De esta manera, entendiendo la prisión como “un lugar de condiciones extremas, donde se suceden dificultades particulares de exclusión social y de privación tanto material como emocional”, el amor supone para estas mujeres “un agarre importante para mantener la motivación, para sentirse sostenidas, y proyectarse hacia un futuro esperanzado”, señala.
Aunque De Miguel se enfrenta al amor “romántico” con una suerte de “sospecha” por la “desventaja” en la que a su juicio sitúa a la mujer en la reciprocidad con su pareja masculina, la autora reconoce que puede “impactar positivamente en tanto en cuanto la pareja es un elemento de validación del yo, de sostenimiento de la propia autoestima y también un soporte material y emocional”.
Estas conclusiones derivan de 15 meses de trabajo durante los cuales De Miguel asistió semanalmente a diferentes actividades y espacios de los dos módulos del departamento de mujeres de la cárcel de Nanclares de Oca (Álava), y de la entrevista en profundidad que realizó a 49 de ellas.
Según se extrae de esta investigación, “tres cuartas partes de las mujeres entrevistadas tenían algún tipo de relación de pareja y entre ellas, un 60 % dentro de la prisión”.
La socióloga considera que, en las relaciones de parejas formadas dentro de la prisión, “hay una cierta continuidad de la exclusión”, lo que plantea también “diferentes expectativas respecto al futuro”, generalmente de “difícil continuidad”, ya sea por la “irrupción” que supone la cárcel, o porque los hombres se “desentienden muchas veces”.
No obstante, una de las principales conclusiones del estudio que subraya la autora es que las relaciones de pareja en las trayectorias de vida de estas mujeres no pueden categorizarse, pues “no todas tienen un patrón de 'dependencia emocional', hay una variedad de perspectivas y posicionamientos con respecto a la situación de pareja que es importante contemplar”.

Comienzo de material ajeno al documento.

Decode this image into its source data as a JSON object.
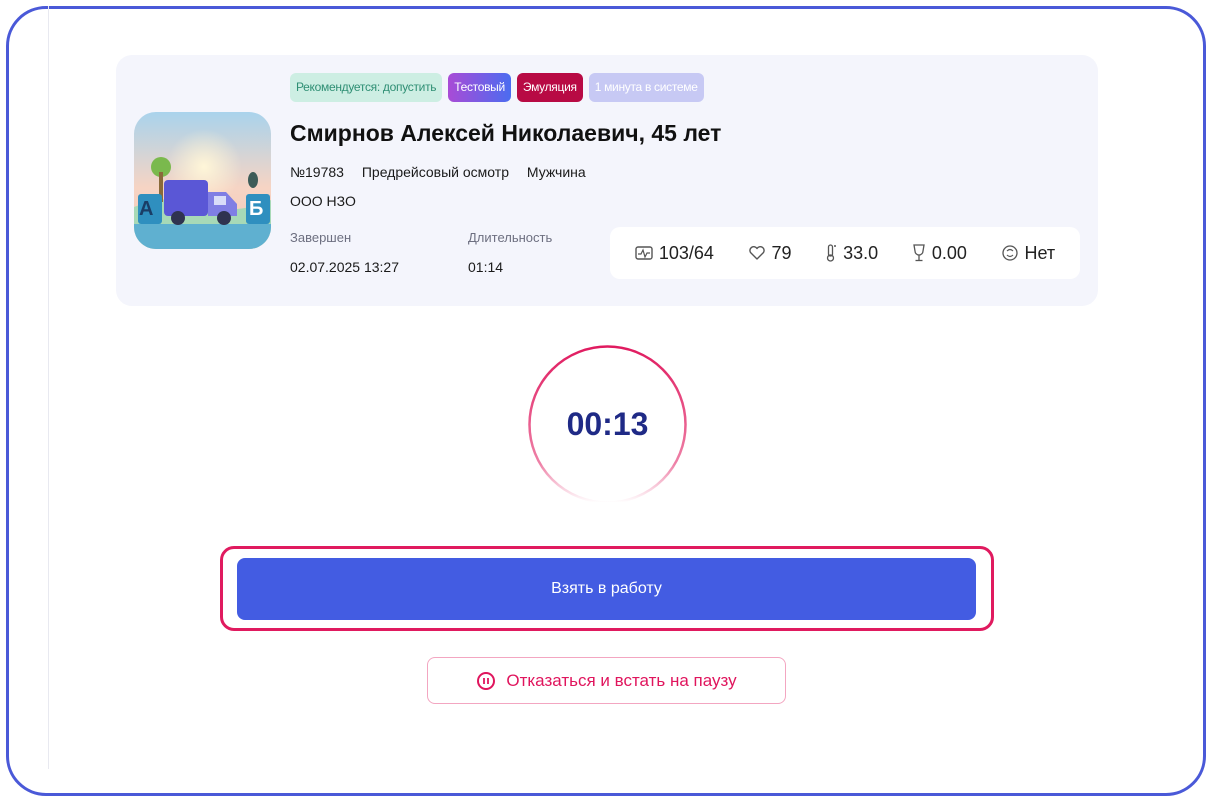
{
  "patient": {
    "tags": [
      {
        "label": "Рекомендуется: допустить"
      },
      {
        "label": "Тестовый"
      },
      {
        "label": "Эмуляция"
      },
      {
        "label": "1 минута в системе"
      }
    ],
    "name": "Смирнов Алексей Николаевич, 45 лет",
    "number": "№19783",
    "exam_type": "Предрейсовый осмотр",
    "gender": "Мужчина",
    "organization": "ООО НЗО",
    "completed_label": "Завершен",
    "completed_value": "02.07.2025  13:27",
    "duration_label": "Длительность",
    "duration_value": "01:14",
    "thumbnail": {
      "left_label": "А",
      "right_label": "Б",
      "icon": "truck-route-icon"
    }
  },
  "vitals": {
    "pressure": "103/64",
    "pulse": "79",
    "temperature": "33.0",
    "alcohol": "0.00",
    "drugs": "Нет"
  },
  "timer": {
    "value": "00:13",
    "accent": "#e01a5f"
  },
  "actions": {
    "take_label": "Взять в работу",
    "pause_label": "Отказаться и встать на паузу"
  },
  "colors": {
    "primary": "#435ce2",
    "danger": "#e01a5f",
    "frame": "#4a59d8"
  }
}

El menor apoyo que reciben del exterior, junto con un mayor sentido de responsabilidad con respecto a los otros, son algunos de los elementos que caracterizan y distan a estas mujeres de los hombres, quienes “cuando enumeran las preocupaciones que tienen en prisión, la familia y los hijos no se encuentran en un lugar predominante, mientras que en el caso de las mujeres sí”, señala.
Un amor, el maternal, que según enfatiza la autora, muchas veces “descentra la relación de pareja” de la vida de estas mujeres.
En términos de reinserción, “el amor inserta en un esquema socialmente aceptado, con lo cual de alguna manera las mujeres presas pueden sentirse un poco más normales teniendo pareja, pero evidentemente es un elemento precario”, agrega.
“El daño que reciben las mujeres debido al encarcelamiento es mucho mayor (que en el caso de los hombres), tanto por lo que supone la ruptura del núcleo y los lazos familiares, como por la estigmatización”, ya que “se ve mucho peor a una mujer expresa (que a un exrecluso), por lo que también tienen muchísimas más dificultades para reinsertarse”, explica.
Además, “en la cárcel no es posible reinsertarse, ni para hombres ni para mujeres”, sentencia De Miguel.
La droga, “de gran relevancia entre la población penitenciaria femenina”, es otro de lo elementos que actúa como estigmatizante, pues el patrón de consumo carcelario es un factor de exclusión, “lo que dificulta el sostenimiento de su proyecto de vida en recursos, familia etc.”, afirma la socióloga.
Para Estíbaliz de Miguel, la elevada tasa de encarceladas que han sufrido violencia de género constituye un factor de vulnerabilidad añadido.
Treinta de las 49 mujeres encuestadas no superan los estudios primarios, con lo que “hay una relación directa entre el encarcelamiento y los rasgos de exclusión social, como puede ser el bajo nivel educativo”, apunta, “pero no porque las personas pobres o con bajo nivel educativo delincan más, sino porque la criminalización se dirige hacia los colectivos más desfavorecidos”, matiza.
De Miguel reclama una “escucha política”, enfocada hacia una colaboración activa de las presas en la descripción de su realidad y en la propuesta de políticas al respecto, pues “son ellas las protagonistas, y las que mejor saben qué es lo que ocurre en el día a día y cómo se podría mejorar su situación”, declara.
Si bien es consciente de que “nadie quiere hablar de cárceles, pues son un espejo aumentado de la sociedad, y nadie quiere mirar ahí”, concluye la autora.